A Google My Business account suspension is one of the worst things that can happen to a local business that relies on search traffic to get customers. If it’s happened to you, here’s what you can do.

What is a Google My Business account suspension?

There are two kinds of GMB account suspensions: hard suspensions and soft suspensions.

A hard suspension is where Google removes the GMB listing entirely. When someone searches for your business, they won’t see the knowledge panel with its information. Your website might still turn up, but your business listing won’t.

A soft suspension is where Google basically un-verifies your business profile. Your listing will still show up when people search and you’ll see it in your GMB dashboard. However, you won’t be able to make changes to it.

In general, hard suspensions are for businesses that shouldn’t have a GMB profile in the first place, like exclusively online businesses, or that engage in spammy or “black hat” tactics, like keyword stuffing and buying reviews. Soft suspensions are used for everything else, from simple breaches of the Google My Business guidelines to too many businesses listing at the same address.

How to check if your Google My Business listing is suspended

To check if your GMB listing is suspended, log into your GMB account. If it’s suspended, you’ll see a notification saying so. If you don’t, your listing is all good. Whatever drop in search traffic or calls has you worried is not because of a suspension.

Why did my business get suspended?

One of the most frustrating things about a GMB suspension is Google won’t tell you why it’s happened. They’re constantly trying to remove spammy, fake and suspicious listings, and a lot of that process is automated.

Some of the reasons your listing could be suspended are:

  • You’ve made a lot of changes to your listing in a short space of time.
  • You’re in a high-spam business, like attorneys, locksmiths and landscapers, and some anti-spam filter has been triggered accidentally.
  • Your phone number and address don’t match the ones on your website or other listings.
  • You use a P.O. box for an address.
  • You have a service area business but list a physical address.
  • Your website address redirects to something that isn’t a dedicated website.
  • More than one business shares the same address.
  • You’ve created multiple listings for the same business.
  • You’ve used keywords in your business name.

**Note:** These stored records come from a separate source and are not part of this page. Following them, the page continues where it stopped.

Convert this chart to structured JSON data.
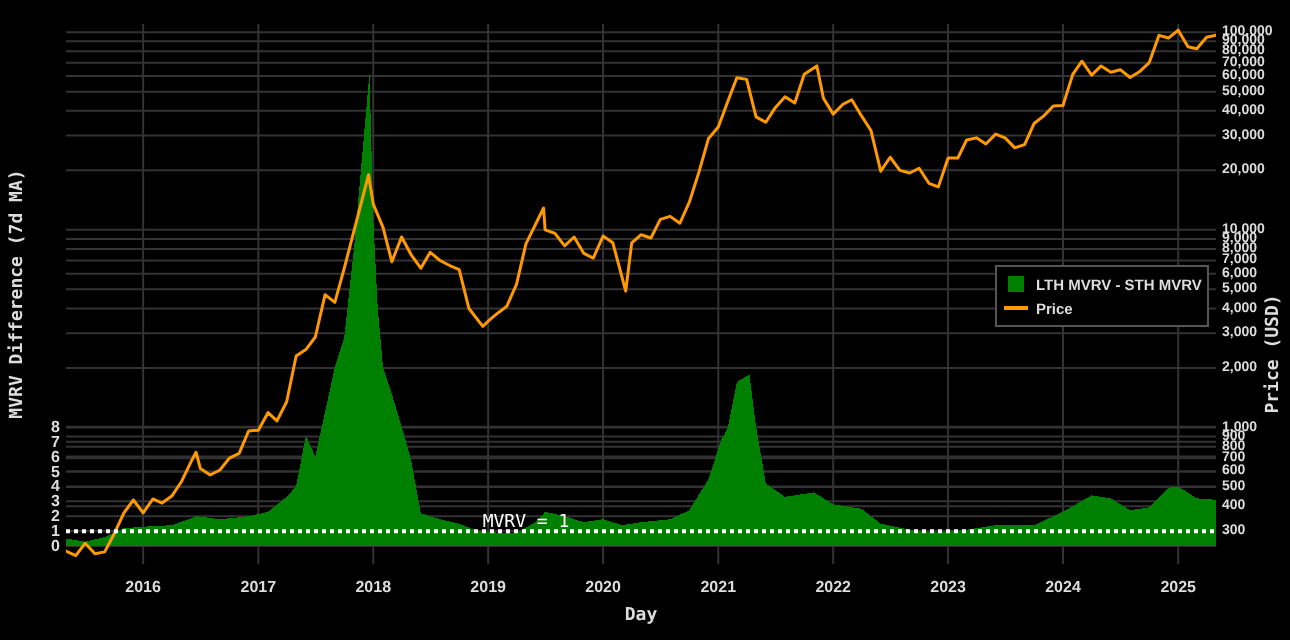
{
  "chart_data": {
    "type": "area",
    "xlabel": "Day",
    "ylabel": "MVRV Difference (7d MA)",
    "y2label": "Price (USD)",
    "xlim": [
      "2015-05-01",
      "2025-05-01"
    ],
    "xticks": [
      "2016",
      "2017",
      "2018",
      "2019",
      "2020",
      "2021",
      "2022",
      "2023",
      "2024",
      "2025"
    ],
    "ylim": [
      -1.2,
      35
    ],
    "yticks": [
      0,
      1,
      2,
      3,
      4,
      5,
      6,
      7,
      8
    ],
    "y2lim": [
      204,
      110000
    ],
    "log": "y2",
    "y2ticks": [
      300,
      400,
      500,
      600,
      700,
      800,
      900,
      {
        "value": 1000,
        "label": "1,000"
      },
      {
        "value": 2000,
        "label": "2,000"
      },
      {
        "value": 3000,
        "label": "3,000"
      },
      {
        "value": 4000,
        "label": "4,000"
      },
      {
        "value": 5000,
        "label": "5,000"
      },
      {
        "value": 6000,
        "label": "6,000"
      },
      {
        "value": 7000,
        "label": "7,000"
      },
      {
        "value": 8000,
        "label": "8,000"
      },
      {
        "value": 9000,
        "label": "9,000"
      },
      {
        "value": 10000,
        "label": "10,000"
      },
      {
        "value": 20000,
        "label": "20,000"
      },
      {
        "value": 30000,
        "label": "30,000"
      },
      {
        "value": 40000,
        "label": "40,000"
      },
      {
        "value": 50000,
        "label": "50,000"
      },
      {
        "value": 60000,
        "label": "60,000"
      },
      {
        "value": 70000,
        "label": "70,000"
      },
      {
        "value": 80000,
        "label": "80,000"
      },
      {
        "value": 90000,
        "label": "90,000"
      },
      {
        "value": 100000,
        "label": "100,000"
      }
    ],
    "grid": true,
    "legend": "right",
    "ref_lines": [
      {
        "axis": "y",
        "value": 1,
        "label": "MVRV = 1",
        "color": "#ffffff",
        "line_style": "dotted"
      }
    ],
    "series": [
      {
        "name": "LTH MVRV - STH MVRV",
        "color": "#008000",
        "x": [
          "2015-05-01",
          "2015-07-01",
          "2015-09-01",
          "2015-11-01",
          "2016-01-01",
          "2016-04-01",
          "2016-06-20",
          "2016-09-01",
          "2016-12-01",
          "2017-02-01",
          "2017-04-01",
          "2017-05-01",
          "2017-06-01",
          "2017-07-01",
          "2017-08-01",
          "2017-09-01",
          "2017-10-01",
          "2017-11-01",
          "2017-12-20",
          "2018-01-01",
          "2018-01-15",
          "2018-02-01",
          "2018-03-01",
          "2018-04-01",
          "2018-05-01",
          "2018-06-01",
          "2018-08-01",
          "2018-10-01",
          "2018-12-01",
          "2019-02-01",
          "2019-04-01",
          "2019-06-01",
          "2019-07-01",
          "2019-09-01",
          "2019-11-01",
          "2020-01-01",
          "2020-03-01",
          "2020-05-01",
          "2020-08-01",
          "2020-10-01",
          "2020-12-01",
          "2021-01-10",
          "2021-02-01",
          "2021-03-01",
          "2021-04-10",
          "2021-05-01",
          "2021-06-01",
          "2021-08-01",
          "2021-11-01",
          "2022-01-01",
          "2022-04-01",
          "2022-06-01",
          "2022-09-01",
          "2022-12-01",
          "2023-03-01",
          "2023-06-01",
          "2023-10-01",
          "2024-01-01",
          "2024-04-01",
          "2024-06-01",
          "2024-08-01",
          "2024-10-01",
          "2024-12-01",
          "2025-01-01",
          "2025-03-01",
          "2025-05-01"
        ],
        "values": [
          0.5,
          0.3,
          0.6,
          1.2,
          1.3,
          1.4,
          2.0,
          1.8,
          2.0,
          2.3,
          3.3,
          4,
          7.4,
          6,
          9,
          12,
          14,
          20,
          31.7,
          22,
          16,
          12,
          10.2,
          8,
          5.8,
          2.2,
          1.8,
          1.5,
          1.0,
          0.9,
          0.9,
          1.6,
          2.3,
          2.0,
          1.6,
          1.8,
          1.4,
          1.6,
          1.8,
          2.4,
          4.5,
          7.1,
          8,
          11,
          11.5,
          8,
          4.2,
          3.3,
          3.6,
          2.8,
          2.5,
          1.5,
          1.1,
          0.9,
          1.1,
          1.4,
          1.4,
          2.3,
          3.4,
          3.2,
          2.4,
          2.6,
          3.9,
          4.0,
          3.2,
          3.1
        ]
      },
      {
        "name": "Price",
        "type": "line",
        "axis": "y2",
        "color": "#ff9900",
        "x": [
          "2015-05-01",
          "2015-06-01",
          "2015-07-01",
          "2015-08-01",
          "2015-09-01",
          "2015-10-01",
          "2015-11-01",
          "2015-12-01",
          "2016-01-01",
          "2016-02-01",
          "2016-03-01",
          "2016-04-01",
          "2016-05-01",
          "2016-06-01",
          "2016-06-17",
          "2016-07-01",
          "2016-08-01",
          "2016-09-01",
          "2016-10-01",
          "2016-11-01",
          "2016-12-01",
          "2017-01-01",
          "2017-02-01",
          "2017-03-01",
          "2017-04-01",
          "2017-05-01",
          "2017-06-01",
          "2017-07-01",
          "2017-08-01",
          "2017-09-01",
          "2017-10-01",
          "2017-11-01",
          "2017-12-17",
          "2018-01-01",
          "2018-02-01",
          "2018-03-01",
          "2018-04-01",
          "2018-05-01",
          "2018-06-01",
          "2018-07-01",
          "2018-08-01",
          "2018-09-01",
          "2018-10-01",
          "2018-11-01",
          "2018-12-15",
          "2019-01-01",
          "2019-02-01",
          "2019-03-01",
          "2019-04-01",
          "2019-05-01",
          "2019-06-26",
          "2019-07-01",
          "2019-08-01",
          "2019-09-01",
          "2019-10-01",
          "2019-11-01",
          "2019-12-01",
          "2020-01-01",
          "2020-02-01",
          "2020-03-13",
          "2020-04-01",
          "2020-05-01",
          "2020-06-01",
          "2020-07-01",
          "2020-08-01",
          "2020-09-01",
          "2020-10-01",
          "2020-11-01",
          "2020-12-01",
          "2021-01-01",
          "2021-02-01",
          "2021-03-01",
          "2021-04-01",
          "2021-05-01",
          "2021-06-01",
          "2021-07-01",
          "2021-08-01",
          "2021-09-01",
          "2021-10-01",
          "2021-11-10",
          "2021-12-01",
          "2022-01-01",
          "2022-02-01",
          "2022-03-01",
          "2022-04-01",
          "2022-05-01",
          "2022-06-01",
          "2022-07-01",
          "2022-08-01",
          "2022-09-01",
          "2022-10-01",
          "2022-11-01",
          "2022-12-01",
          "2023-01-01",
          "2023-02-01",
          "2023-03-01",
          "2023-04-01",
          "2023-05-01",
          "2023-06-01",
          "2023-07-01",
          "2023-08-01",
          "2023-09-01",
          "2023-10-01",
          "2023-11-01",
          "2023-12-01",
          "2024-01-01",
          "2024-02-01",
          "2024-03-01",
          "2024-04-01",
          "2024-05-01",
          "2024-06-01",
          "2024-07-01",
          "2024-08-01",
          "2024-09-01",
          "2024-10-01",
          "2024-11-01",
          "2024-12-01",
          "2025-01-01",
          "2025-02-01",
          "2025-03-01",
          "2025-04-01",
          "2025-05-01"
        ],
        "values": [
          237,
          225,
          260,
          230,
          235,
          290,
          370,
          430,
          370,
          435,
          415,
          450,
          530,
          670,
          750,
          620,
          575,
          610,
          700,
          740,
          960,
          970,
          1190,
          1080,
          1350,
          2300,
          2480,
          2870,
          4700,
          4300,
          6400,
          9900,
          19000,
          13500,
          10300,
          6900,
          9200,
          7500,
          6400,
          7700,
          7000,
          6600,
          6300,
          4000,
          3250,
          3450,
          3800,
          4100,
          5300,
          8500,
          12900,
          10000,
          9600,
          8300,
          9200,
          7600,
          7200,
          9300,
          8600,
          4900,
          8600,
          9450,
          9100,
          11300,
          11700,
          10800,
          13800,
          19700,
          29000,
          33100,
          45000,
          58800,
          57700,
          37300,
          35000,
          41500,
          47100,
          43800,
          61300,
          67500,
          46300,
          38500,
          43200,
          45500,
          37700,
          31800,
          19800,
          23300,
          20000,
          19400,
          20500,
          17200,
          16500,
          23100,
          23100,
          28500,
          29200,
          27200,
          30500,
          29200,
          26000,
          27000,
          34500,
          37700,
          42300,
          42600,
          61200,
          71300,
          60600,
          67500,
          62700,
          64600,
          59000,
          63300,
          70200,
          96400,
          93400,
          102400,
          84400,
          82500,
          94200,
          96500
        ]
      }
    ]
  }
}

For example, “Harry’s Pizza” is allowed, but “Harry’s Pizza — The Best Pizza in Dallas, Open 24/7” is not.
  • Your business isn’t eligible for a GMB listing because it doesn’t have a physical premises or service a specific area.
  • Too many Google users have said that the information in the listing is inaccurate.

Your listing can also be suspended if it violates any of the other terms of the Google My Business guidelines. Read through them carefully and check your listing.

How to fix a suspended account

GMB suspensions are pretty common, and fixing a suspended account isn’t too hard. You just have to correct whatever issue Google has with your listing and then request reinstatement.

First, look over your listing and make sure it abides by the GMB guidelines perfectly. You want every “t” crossed and “i” dotted correctly. Now is not the time to try and slip an extra keyword into your business name. If you’ve got multiple listings, disable all the others.

Next, make sure all the information on the listing—in particular, the phone number, address, website and opening hours—matches the information on your website. If your business isn’t open 24/7, don’t say it is.

Once you’ve got everything squared away, submit a request for reinstatement. You’ll have to re-verify your business listing and provide proof that it’s a physical premises at the address listed and that you’re the rightful owner. You’ll also need to confirm that it meets all the guidelines and explain what changes you’ve made to the listing since it was suspended.

Google claims that most appeals are reviewed and resolved within three business days. If you haven’t heard back or your request is rejected and you want to re-appeal it, contact them directly.

While your request for reinstatement is ongoing, don’t create a new listing or request reinstatement multiple times. This will just confuse the process.

How to stop your listing being suspended again

If your listing meets Google’s eligibility criteria and follows all the right guidelines, and you’re the rightful operator, then your GMB listing should be swiftly reinstated.

To make sure it doesn’t get suspended again:

  • Keep all the information, especially opening hours, up to date across both your GMB listing and website.
  • Don’t update or change your listing unnecessarily.
  • Make sure any updates you do make don’t break any of the guidelines.

It’s also a good idea to respond to reviews and post pictures to your listing. Not only does it show Google your business is real, but it increases the likelihood you’ll get listed at the top.